The only advantage of the 120v charging is that the car "sneaks up" on being full, so you get a few more indicated miles of Ideal range. But the difference is minor, and around here where summers can top 110 degrees F, having the ability to actively cool the battery is critical for keeping the pack happy.

I recall there was a study where they found that charging at a higher current (supercharging levels) resulted in much shorter charging sessions, and that the shorter time at elevated temperature was beneficial to battery longevity. So I've been more focused on battery temps than charging current. Given how many battery cells are running in parallel, even at a max 70 amp / 240 volts, the charge current in terms of "C" rates is still fairly low.

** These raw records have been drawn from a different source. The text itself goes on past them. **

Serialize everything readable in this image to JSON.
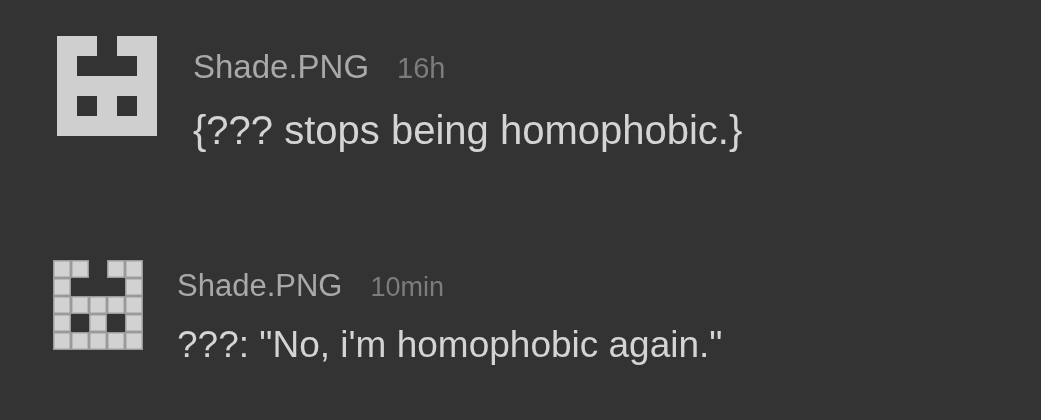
{
  "messages": [
    {
      "avatar": {
        "kind": "plain"
      },
      "author": "Shade.PNG",
      "time": "16h",
      "text": "{??? stops being homophobic.}"
    },
    {
      "avatar": {
        "kind": "tiled"
      },
      "author": "Shade.PNG",
      "time": "10min",
      "text": "???: \"No, i'm homophobic again.\""
    }
  ]
}
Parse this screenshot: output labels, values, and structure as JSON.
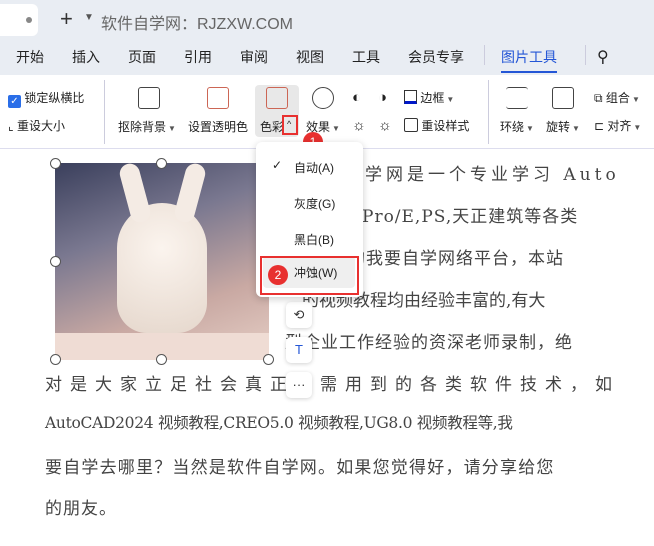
{
  "titlebar": {
    "doc_title": "软件自学网：RJZXW.COM",
    "new_tab": "+",
    "more": "⌄"
  },
  "menu": [
    "开始",
    "插入",
    "页面",
    "引用",
    "审阅",
    "视图",
    "工具",
    "会员专享",
    "图片工具"
  ],
  "active_menu": "图片工具",
  "ribbon": {
    "lock_ratio": "锁定纵横比",
    "lock_checked": true,
    "resize": "重设大小",
    "remove_bg": "抠除背景",
    "transparent": "设置透明色",
    "color": "色彩",
    "effects": "效果",
    "border": "边框",
    "reset_style": "重设样式",
    "wrap": "环绕",
    "rotate": "旋转",
    "group": "组合",
    "align": "对齐"
  },
  "color_menu": {
    "items": [
      {
        "label": "自动(A)",
        "checked": true
      },
      {
        "label": "灰度(G)",
        "checked": false
      },
      {
        "label": "黑白(B)",
        "checked": false
      },
      {
        "label": "冲蚀(W)",
        "checked": false
      }
    ]
  },
  "badges": [
    "1",
    "2"
  ],
  "document": {
    "lines": [
      "学网是一个专业学习 Auto",
      "Pro/E,PS,天正建筑等各类",
      "的我要自学网络平台，本站",
      "的视频教程均由经验丰富的,有大",
      "型企业工作经验的资深老师录制，绝",
      "对是大家立足社会真正需需用到的各类软件技术，如",
      "AutoCAD2024 视频教程,CREO5.0 视频教程,UG8.0 视频教程等,我",
      "要自学去哪里？当然是软件自学网。如果您觉得好，请分享给您",
      "的朋友。"
    ]
  },
  "colors": {
    "accent": "#2456d6",
    "highlight": "#e8302f"
  }
}
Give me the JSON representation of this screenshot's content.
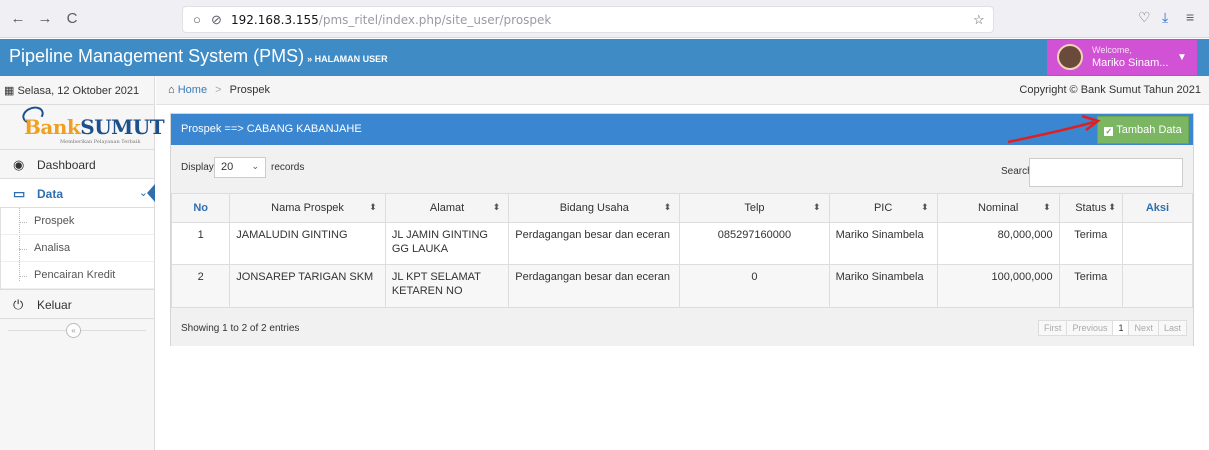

All that said, I'm down to a CAC of 136.85Ah on the original 2010 pack, which is towards the lower side of average according to the battery survey. So, who knows what is actually best...
Good to know! @gregd how many miles do you get on standard charge now? My CAC is not too far off from yours, just slightly higher.
 
In theory, yes. Similar was done to modify other brands of 120v EVSE to work on 240V. But I think you would be better off just getting a proper 240V EVSE so it has all the correct safety features. You may also want something that can signal higher ampacity so you could charge above like 12A.
(3.0)CONVERTING a LEAF LEVEL 1 (12AMP) CHARGER TO a LEVEL 2 (12AMP) CHARGER
EVSEupgrade.com used to convert a lot of (non-Tesla) 120V EVSE, but it appears that they shut down now.
Archived page:
EVSE Upgrade - Low-Cost EV Charging Solutions
 
Thanks. Looking at the yellow 120V cable, it has the Roadster connector, and at the other end a plug with no "brick" in between like most EVSEs have. Is it a true mode two device? Is there anything electronic in the plugs at either end?